Putra Diktator Filipina Ferdinand Marcos Diprediksi Menangkan Pilpres, Ini Artinya bagi AS dan China
Jika Marcos Jr memenangkan pilpres, para ahli menganalisis apa yang akan terjadi pada Filipina dan hubungannya dengan Amerika dan China.
Penulis: Tiara Shelavie
Editor: Sri Juliati
"Kenyataannya adalah bahwa China tidak membalas serangan pesona Presiden Duterte ... janji investasi China, yang sebagian besar ilusi, membuat Duterte membuat banyak konsesi geopolitik," kata Heydarian.
Masa depan yang belum pasti
Apakah, atau sampai sejauh mana, Marcos akan mencoba memperluas poros Duterte ke China masih belum jelas, kata para ahli.
Para ahli beranggapan tidak adanya kebijakan luar negeri Marcos yang terperinci, atau informasi tentang siapa yang akan memimpin urusan luar negerinya.
Tetapi ada tanda-tanda bahwa Marcos, tidak seperti Robredo, mungkin lebih dekat dengan Duterte dalam menangani masalah di Laut China Selatan.

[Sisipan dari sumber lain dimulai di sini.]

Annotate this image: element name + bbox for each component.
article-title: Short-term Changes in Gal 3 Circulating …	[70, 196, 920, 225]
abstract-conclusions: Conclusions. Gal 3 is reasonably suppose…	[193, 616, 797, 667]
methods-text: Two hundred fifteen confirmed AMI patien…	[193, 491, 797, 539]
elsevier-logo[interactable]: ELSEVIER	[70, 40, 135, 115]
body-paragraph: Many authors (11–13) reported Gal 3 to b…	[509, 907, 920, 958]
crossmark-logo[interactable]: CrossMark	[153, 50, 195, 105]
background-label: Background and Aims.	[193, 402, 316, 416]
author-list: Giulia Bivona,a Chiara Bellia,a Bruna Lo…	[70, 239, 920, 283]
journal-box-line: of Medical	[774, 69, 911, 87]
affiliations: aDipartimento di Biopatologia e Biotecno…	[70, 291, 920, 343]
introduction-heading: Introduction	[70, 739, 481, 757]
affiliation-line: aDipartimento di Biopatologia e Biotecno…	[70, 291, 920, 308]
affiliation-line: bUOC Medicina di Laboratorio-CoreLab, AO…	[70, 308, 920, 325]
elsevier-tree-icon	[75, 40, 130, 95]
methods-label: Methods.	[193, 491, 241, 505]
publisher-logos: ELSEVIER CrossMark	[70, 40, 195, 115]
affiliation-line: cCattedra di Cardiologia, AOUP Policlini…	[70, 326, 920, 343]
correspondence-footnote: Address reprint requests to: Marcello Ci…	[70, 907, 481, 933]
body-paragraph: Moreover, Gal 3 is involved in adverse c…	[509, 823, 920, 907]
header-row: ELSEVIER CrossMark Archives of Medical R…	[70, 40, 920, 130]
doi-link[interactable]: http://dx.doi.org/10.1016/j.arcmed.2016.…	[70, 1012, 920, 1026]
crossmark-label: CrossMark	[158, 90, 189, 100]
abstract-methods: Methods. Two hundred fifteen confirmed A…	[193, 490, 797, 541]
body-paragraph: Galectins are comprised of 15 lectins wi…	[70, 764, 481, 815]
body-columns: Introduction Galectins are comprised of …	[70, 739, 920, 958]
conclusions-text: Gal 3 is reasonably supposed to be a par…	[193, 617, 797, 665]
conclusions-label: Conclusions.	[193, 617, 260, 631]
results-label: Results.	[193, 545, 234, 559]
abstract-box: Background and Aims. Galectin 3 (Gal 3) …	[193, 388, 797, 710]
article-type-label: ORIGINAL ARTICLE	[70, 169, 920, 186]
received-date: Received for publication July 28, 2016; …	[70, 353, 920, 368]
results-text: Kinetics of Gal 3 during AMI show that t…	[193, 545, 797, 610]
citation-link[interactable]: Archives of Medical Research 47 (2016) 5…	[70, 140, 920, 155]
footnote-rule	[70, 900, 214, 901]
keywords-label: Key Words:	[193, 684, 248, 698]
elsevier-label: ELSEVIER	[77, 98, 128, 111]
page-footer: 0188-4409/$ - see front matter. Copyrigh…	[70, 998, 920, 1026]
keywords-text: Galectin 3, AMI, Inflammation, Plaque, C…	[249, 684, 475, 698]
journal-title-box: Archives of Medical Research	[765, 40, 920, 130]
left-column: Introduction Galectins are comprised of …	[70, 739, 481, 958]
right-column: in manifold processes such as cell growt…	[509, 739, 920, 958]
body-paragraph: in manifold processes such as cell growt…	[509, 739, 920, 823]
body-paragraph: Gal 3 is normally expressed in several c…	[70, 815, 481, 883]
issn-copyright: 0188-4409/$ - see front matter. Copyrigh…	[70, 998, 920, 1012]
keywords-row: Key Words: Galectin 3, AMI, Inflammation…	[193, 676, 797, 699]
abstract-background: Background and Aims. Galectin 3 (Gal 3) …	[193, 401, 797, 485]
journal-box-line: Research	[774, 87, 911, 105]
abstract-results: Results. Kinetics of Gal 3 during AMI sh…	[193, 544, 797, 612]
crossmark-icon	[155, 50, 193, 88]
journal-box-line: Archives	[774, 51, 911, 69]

Robredo telah menjelaskan sepanjang kampanyenya bahwa dia akan melibatkan China secara multilateral.
"Ia mengandalkan kekuatan dalam jumlah di samping negara-negara sahabat untuk membantu negara kecil seperti Filipina melakukan apa yang diperlukan untuk menggunakan penghargaan arbitrase 2016 (Laut China Selatan) menuju kepentingan nasionalnya," kata Charmaine Misalucha-Willoughby, seorang profesor studi internasional di Universitas De La Salle di Manila, Filipina.
Bagi Robredo untuk mengizinkan kesepakatan tertentu dengan China, seperti eksplorasi minyak bersama di Laut China Selatan, terhenti mengenai apakah China mengakui putusan pengadilan atas klaim Laut China Selatan Filipina, tambahnya.
Marcos, juga, dalam debat awal tahun ini, tampak keras terhadap China.
Ia mengatakan akan mengirim kapal perang ke Laut China Selatan untuk melindungi klaim teritorial Filipina.
Tetapi kelangkaan detail telah menimbulkan pertanyaan apakah itu klaim palsu.
Sebaliknya, para analis menunjuk pada seruannya yang sudah berlangsung lama untuk resolusi bilateral.
"Marcos bersikeras bahwa dia akan berurusan dengan China dengan cara yang lebih bilateral, yang entah bagaimana adalah apa yang diinginkan Beijing, dan menempatkan Filipina, sekali lagi, dalam posisi lemah," kata Aries Arugay, seorang rekan tamu di ISEAS- Institut Yusof Ishak di Singapura.
Tetapi Arugay juga menunjuk pada masalah keseimbangan, menambahkan bahwa bahkan jika Marcos mengejar hubungan yang lebih dalam dengan Beijing, itu mungkin tidak harus mengorbankan hubungan dengan AS.
"Sama seperti Presiden Filipina lainnya, jika dia menang, (Marcos) juga akan mencoba mendekati AS, karena apa pun yang terjadi, Presiden baru akan memiliki kesempatan untuk reboot," katanya.